Sprung ins kalte Wasser
Als Lückenbüsser wagte er den Sprung ins kalte Wasser. Aber Christian Wandfluh gefiel die Arbeit im Werkraum und er konnte es gut mit den Kindern. Sein gelernter Beruf half ihm im technischen Bereich: Als Schreiner waren Holzarbeiten sein täglich Brot. «Mit den grösseren Kindern ist es einfacher. Die Arbeit mit den Unterstufenkindern ist kniffliger», sagt Wandfluh über den Unterricht.

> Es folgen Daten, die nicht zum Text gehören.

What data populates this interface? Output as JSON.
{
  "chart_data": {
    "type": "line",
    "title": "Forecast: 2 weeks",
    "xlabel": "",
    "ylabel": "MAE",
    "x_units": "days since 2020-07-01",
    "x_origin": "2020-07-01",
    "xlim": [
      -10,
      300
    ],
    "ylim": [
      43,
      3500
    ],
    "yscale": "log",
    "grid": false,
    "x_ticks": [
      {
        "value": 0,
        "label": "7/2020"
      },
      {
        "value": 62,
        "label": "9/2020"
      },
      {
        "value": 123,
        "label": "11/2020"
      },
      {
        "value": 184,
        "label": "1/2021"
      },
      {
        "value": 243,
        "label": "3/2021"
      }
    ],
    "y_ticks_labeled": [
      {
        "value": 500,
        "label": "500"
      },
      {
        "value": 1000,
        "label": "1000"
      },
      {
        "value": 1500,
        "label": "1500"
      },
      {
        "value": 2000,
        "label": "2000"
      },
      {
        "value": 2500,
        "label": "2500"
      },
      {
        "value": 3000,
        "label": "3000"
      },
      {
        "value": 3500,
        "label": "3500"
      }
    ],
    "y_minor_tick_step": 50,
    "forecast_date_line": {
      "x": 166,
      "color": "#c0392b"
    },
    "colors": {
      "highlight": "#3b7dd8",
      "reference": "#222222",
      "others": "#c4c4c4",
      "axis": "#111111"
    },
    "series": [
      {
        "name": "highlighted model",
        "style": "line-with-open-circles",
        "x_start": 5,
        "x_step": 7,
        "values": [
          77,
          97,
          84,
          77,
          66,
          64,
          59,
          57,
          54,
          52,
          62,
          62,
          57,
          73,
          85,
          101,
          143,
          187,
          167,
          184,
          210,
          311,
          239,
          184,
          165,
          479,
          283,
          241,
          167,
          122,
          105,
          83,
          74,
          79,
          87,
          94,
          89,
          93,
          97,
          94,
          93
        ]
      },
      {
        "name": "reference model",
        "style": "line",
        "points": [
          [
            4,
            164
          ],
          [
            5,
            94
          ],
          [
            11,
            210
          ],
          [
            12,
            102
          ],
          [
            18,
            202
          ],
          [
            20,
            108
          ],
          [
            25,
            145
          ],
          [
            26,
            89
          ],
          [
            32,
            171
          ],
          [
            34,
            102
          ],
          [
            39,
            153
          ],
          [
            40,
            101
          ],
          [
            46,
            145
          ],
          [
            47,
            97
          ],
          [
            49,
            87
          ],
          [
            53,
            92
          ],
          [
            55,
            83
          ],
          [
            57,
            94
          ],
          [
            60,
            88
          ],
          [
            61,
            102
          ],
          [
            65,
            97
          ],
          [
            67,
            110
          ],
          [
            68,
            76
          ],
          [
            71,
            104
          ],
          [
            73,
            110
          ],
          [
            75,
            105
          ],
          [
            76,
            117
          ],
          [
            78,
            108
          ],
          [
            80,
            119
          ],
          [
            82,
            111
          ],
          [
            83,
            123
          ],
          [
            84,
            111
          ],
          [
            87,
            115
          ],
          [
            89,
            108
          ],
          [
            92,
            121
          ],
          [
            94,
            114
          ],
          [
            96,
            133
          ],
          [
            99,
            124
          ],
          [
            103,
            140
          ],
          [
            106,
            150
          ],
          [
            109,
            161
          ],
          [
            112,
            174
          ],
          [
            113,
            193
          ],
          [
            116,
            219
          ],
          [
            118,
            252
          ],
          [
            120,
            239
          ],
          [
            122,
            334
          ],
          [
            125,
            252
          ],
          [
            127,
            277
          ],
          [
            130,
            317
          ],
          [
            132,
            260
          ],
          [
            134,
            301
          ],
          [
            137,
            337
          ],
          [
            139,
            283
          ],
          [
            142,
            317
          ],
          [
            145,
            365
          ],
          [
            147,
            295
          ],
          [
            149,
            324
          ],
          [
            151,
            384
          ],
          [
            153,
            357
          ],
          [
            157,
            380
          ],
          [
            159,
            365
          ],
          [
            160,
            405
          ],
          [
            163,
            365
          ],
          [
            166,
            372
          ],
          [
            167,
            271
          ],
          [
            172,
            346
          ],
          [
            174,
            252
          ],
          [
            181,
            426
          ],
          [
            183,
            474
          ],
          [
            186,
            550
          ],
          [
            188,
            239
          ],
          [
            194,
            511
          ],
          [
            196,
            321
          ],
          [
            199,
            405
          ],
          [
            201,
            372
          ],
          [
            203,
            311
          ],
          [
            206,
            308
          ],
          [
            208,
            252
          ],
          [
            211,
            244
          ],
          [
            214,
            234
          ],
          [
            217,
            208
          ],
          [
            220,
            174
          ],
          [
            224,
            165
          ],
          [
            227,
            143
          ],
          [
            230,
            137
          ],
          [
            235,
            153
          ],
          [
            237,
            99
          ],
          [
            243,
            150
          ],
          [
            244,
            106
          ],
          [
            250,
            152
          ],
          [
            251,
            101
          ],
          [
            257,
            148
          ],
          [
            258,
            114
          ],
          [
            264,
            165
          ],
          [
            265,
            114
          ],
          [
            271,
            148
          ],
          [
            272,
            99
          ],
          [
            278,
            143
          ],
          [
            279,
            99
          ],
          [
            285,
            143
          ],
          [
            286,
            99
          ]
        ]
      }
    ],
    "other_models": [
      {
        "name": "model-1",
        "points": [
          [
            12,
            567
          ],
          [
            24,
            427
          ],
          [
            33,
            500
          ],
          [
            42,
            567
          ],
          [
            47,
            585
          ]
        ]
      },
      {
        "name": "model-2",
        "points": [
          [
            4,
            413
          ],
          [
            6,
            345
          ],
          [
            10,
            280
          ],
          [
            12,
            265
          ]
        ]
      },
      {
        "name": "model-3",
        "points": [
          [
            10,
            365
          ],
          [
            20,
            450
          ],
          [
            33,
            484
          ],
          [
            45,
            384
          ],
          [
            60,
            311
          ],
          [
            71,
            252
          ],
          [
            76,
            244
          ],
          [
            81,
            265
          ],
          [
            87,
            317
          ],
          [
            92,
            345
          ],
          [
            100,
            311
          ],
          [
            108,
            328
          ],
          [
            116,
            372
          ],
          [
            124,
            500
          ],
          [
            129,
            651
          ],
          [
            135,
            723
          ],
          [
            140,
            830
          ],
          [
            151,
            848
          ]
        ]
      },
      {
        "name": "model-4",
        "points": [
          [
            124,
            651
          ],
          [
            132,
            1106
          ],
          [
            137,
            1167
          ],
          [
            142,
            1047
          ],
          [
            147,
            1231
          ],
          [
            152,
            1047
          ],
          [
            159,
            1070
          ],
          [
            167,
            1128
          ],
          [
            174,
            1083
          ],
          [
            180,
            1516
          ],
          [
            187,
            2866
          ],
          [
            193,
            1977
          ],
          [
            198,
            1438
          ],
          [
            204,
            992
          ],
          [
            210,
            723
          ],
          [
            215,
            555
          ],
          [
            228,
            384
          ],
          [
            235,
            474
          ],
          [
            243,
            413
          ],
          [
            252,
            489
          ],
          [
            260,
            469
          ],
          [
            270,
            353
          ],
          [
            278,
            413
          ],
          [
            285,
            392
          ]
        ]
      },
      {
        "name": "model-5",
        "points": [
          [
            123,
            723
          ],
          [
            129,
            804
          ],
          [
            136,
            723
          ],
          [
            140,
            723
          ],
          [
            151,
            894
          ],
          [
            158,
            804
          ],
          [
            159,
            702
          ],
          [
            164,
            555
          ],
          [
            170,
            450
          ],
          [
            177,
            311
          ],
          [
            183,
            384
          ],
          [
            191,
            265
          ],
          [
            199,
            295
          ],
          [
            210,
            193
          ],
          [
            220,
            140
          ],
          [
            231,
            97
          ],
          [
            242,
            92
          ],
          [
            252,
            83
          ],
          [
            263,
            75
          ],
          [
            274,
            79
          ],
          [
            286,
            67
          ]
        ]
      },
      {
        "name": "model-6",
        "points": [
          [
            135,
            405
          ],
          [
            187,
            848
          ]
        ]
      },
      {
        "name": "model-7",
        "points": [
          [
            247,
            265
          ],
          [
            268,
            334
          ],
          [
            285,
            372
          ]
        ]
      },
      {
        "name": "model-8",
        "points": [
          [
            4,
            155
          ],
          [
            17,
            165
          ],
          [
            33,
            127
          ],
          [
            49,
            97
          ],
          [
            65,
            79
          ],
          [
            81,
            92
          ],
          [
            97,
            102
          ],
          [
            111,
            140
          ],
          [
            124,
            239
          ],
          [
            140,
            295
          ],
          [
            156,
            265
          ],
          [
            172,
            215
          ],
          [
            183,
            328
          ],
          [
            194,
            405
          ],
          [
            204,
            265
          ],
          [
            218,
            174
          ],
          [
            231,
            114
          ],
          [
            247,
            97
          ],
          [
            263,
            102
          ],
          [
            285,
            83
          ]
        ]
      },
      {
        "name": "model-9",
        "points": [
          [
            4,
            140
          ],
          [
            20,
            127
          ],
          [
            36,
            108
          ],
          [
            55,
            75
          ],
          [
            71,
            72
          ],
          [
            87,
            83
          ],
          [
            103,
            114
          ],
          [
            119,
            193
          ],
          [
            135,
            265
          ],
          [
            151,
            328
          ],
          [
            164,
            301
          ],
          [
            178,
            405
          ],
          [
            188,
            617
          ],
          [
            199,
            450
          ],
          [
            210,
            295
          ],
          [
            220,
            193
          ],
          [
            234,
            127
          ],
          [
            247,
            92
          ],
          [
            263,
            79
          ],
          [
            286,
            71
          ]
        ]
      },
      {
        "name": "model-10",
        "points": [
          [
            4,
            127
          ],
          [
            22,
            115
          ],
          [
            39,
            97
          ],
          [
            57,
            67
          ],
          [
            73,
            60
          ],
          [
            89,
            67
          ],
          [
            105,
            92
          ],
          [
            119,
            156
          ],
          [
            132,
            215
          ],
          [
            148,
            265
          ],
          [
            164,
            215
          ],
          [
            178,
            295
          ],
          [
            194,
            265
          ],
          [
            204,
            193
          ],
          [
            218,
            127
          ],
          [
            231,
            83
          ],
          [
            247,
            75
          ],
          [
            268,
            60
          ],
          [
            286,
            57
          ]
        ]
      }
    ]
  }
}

Seine Anstellung als Schreiner hat er schon 2003 an den Nagel gehängt. Seinen Bauernhof mit Simmentaler Kühen betrieb er weiterhin mit Herzblut. Im Gespräch spürt man die Liebe Wandfluhs zu den Tieren und zur Arbeit auf dem Hof. Sowohl mit den Tieren als auch in der Schule braucht es Geduld und Einfühlungsvermögen. Irgendwann hörte man in Adelboden von diesem Werklehrer, und so übernahm Wandfluh vor neun Jahren das sogenannte freiwillige Werken im Boden. «Das ist nochmal etwas ganz anderes. Die Mädchen und Knaben kommen freiwillig. Alle haben ihre eigenen Ideen und Wünsche, und gemeinsam suchen wir nach Lösungen.» Die Kombination Lehrer und Bauer erinnert an früher. In alten Büchern liest man von Lehrern, die neben der Schule aus Verdienstgründen auf den Bauernbetrieb angewiesen waren. Christian Wandfluh ist beides mit Leib und Seele. Eltern und Jugendliche sehen in ihm nicht nur den Lehrer. Ein Schüler sagte einmal zu ihm: «Dier sit scho streng, aber nid Lehrer-streng.»
Der Sohn übernimmt
Vor fünf Jahren hat Christian Wandfluh den Hof seinem Sohn Thomas und dessen Frau Ursi übergeben. Jetzt tritt dieser auch in der Schule seine Nachfolge an.
Mit 65 Jahren darf Christian Wandfluh wieder vermehrt beim Bauern helfen und zBärg gehen auf die Alp Schlafegg. Daneben hat er Pläne für längere Europareisen mit seiner Frau – mit dem E-Bike. Er wird weiter singen und jodeln mit dem Jodlerklub Alpenrösli Kandergrund, und er hofft, Zeit zu finden fürs Lesen historischer Romane. Nicht zuletzt ist er Grossvater. So freut er sich darauf, mehr Zeit mit Malea und Lou zu verbringen.
«Die Arbeit mit den Kindern und Jugendlichen war schön», meint Christian Wandfluh abschliessend. «Die Schule hat sich in diesen fast 20 Jahren sehr verändert. In den Kollegien wird mehr zusammengearbeitet und die Schulleitungen sind in allen Schulen installiert worden. Sie haben viele Aufgaben der einstigen Schulkommissionen übernommen.»